David Martijn : La chanson Endless est le premier morceau qui nous ait très vite réunis…
Mickael Karkousse : Oui, les émotions dégagées étaient identiques pour les quatre membres du groupe ; on avait dès le début tous les ingrédients qui nous intéressaient pour composer le morceau. Et c’est d’ailleurs pour ça qu’on a voulu qu’Endless soit le titre de l’album : parce que ce morceau était vraiment important pour nous. Il l’est devenu aussi grâce aux mots qu’on a posés dessus : au départ, les paroles ne parlaient pas exactement de nous en tant que groupe mais plutôt d’une relation, installée depuis très longtemps, dont tu penses qu’elle cessera peut-être un jour, mais que ce n’est pas une fin en soi parce que ça peut toujours évoluer dans le bon sens.
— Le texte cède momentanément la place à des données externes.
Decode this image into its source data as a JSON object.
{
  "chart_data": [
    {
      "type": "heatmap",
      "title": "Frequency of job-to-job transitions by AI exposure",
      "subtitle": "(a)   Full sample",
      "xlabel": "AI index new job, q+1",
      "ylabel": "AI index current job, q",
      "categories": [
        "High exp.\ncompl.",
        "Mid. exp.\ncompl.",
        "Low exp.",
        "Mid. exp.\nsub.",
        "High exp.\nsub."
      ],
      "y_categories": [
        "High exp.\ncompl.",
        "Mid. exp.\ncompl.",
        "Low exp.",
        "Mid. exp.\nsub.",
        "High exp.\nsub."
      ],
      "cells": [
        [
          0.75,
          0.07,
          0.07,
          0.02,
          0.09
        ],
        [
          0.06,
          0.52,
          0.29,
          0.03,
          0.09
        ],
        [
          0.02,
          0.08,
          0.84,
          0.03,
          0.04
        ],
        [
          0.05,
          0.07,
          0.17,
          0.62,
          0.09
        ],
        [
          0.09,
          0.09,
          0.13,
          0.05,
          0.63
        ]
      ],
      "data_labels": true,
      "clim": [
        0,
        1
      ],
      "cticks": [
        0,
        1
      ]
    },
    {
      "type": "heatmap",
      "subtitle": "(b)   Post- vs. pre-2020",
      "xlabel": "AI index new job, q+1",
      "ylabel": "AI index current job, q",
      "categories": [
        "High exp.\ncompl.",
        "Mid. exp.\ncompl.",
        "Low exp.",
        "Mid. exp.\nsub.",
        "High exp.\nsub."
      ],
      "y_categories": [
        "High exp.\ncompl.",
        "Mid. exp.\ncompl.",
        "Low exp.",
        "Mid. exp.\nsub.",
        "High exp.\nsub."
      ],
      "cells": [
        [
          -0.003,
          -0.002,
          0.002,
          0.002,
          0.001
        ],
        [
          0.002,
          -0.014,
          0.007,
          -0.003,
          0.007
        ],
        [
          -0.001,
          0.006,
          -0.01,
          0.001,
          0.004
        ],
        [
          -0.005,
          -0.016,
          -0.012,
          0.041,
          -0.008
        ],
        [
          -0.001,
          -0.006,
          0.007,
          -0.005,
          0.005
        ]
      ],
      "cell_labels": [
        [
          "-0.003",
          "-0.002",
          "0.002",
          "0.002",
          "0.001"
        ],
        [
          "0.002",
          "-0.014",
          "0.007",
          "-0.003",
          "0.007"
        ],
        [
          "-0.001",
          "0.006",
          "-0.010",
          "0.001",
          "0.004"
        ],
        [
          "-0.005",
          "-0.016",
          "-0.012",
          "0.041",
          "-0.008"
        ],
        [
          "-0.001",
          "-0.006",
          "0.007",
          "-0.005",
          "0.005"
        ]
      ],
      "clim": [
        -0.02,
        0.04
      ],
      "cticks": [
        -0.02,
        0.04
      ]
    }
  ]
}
On s’est fait la remarque plus tard : « Merde ! Mais c’est aussi comme ça dans le groupe ! » On est ensemble depuis de si longues années qu’on a l’impression de pouvoir continuer ainsi indéfiniment. Pourtant, ça demande énormément de temps et de travail, et ça nécessite de s’investir, de donner beaucoup d’amour au projet. Et beaucoup de confiance – sinon, comment trouver le courage d’avouer, quand même, qu’on n’imagine pas pouvoir être ou faire mieux, maintenant ? (rires) Mais on y parviendra ; on pourra toujours continuer. Cette confiance, on l’a illustrée sur la pochette : ce n’est pas qu’on aime spécialement les chats, mais ces yeux énormes qui te fixent sont ceux que l’on a quand on est sûr de soi – quand on est capable de « regarder les gens dans les yeux » –, ou, parfois, quand on est très amoureux, aussi…

Justement, en 2010, c’est un public grandissant qui vous a fait de l’œil puisque le succès de Synrise a définitivement propulsé GOOSE au-delà des frontières belges. Êtes-vous conscients et en accord avec l’idée qu’il y a eu un avant- et un après-Synrise ?

Mickael Karkousse : Oui et non. Parce qu’il y a encore des gens qui ne connaissent pas Synrise
David Martijn : Peut-être en Belgique ?
Tom Coghe  : Oui, là-bas, ce single, c’est notre tube !
Mickael Karkousse : On est fiers de ce titre… Parce qu’on l’a vraiment fait comme on le sentait. Ce n’est pas un morceau où l’on peut se dire : « Il est écrit pour faire un tube » – il n’y a presque pas de voix, aucun mot, pas vraiment de refrain à part le « Wou-ou-ouh », et il n’est pas construit selon une structure pop. C’est quelque chose d’à part, mais qui parle à tellement de gens !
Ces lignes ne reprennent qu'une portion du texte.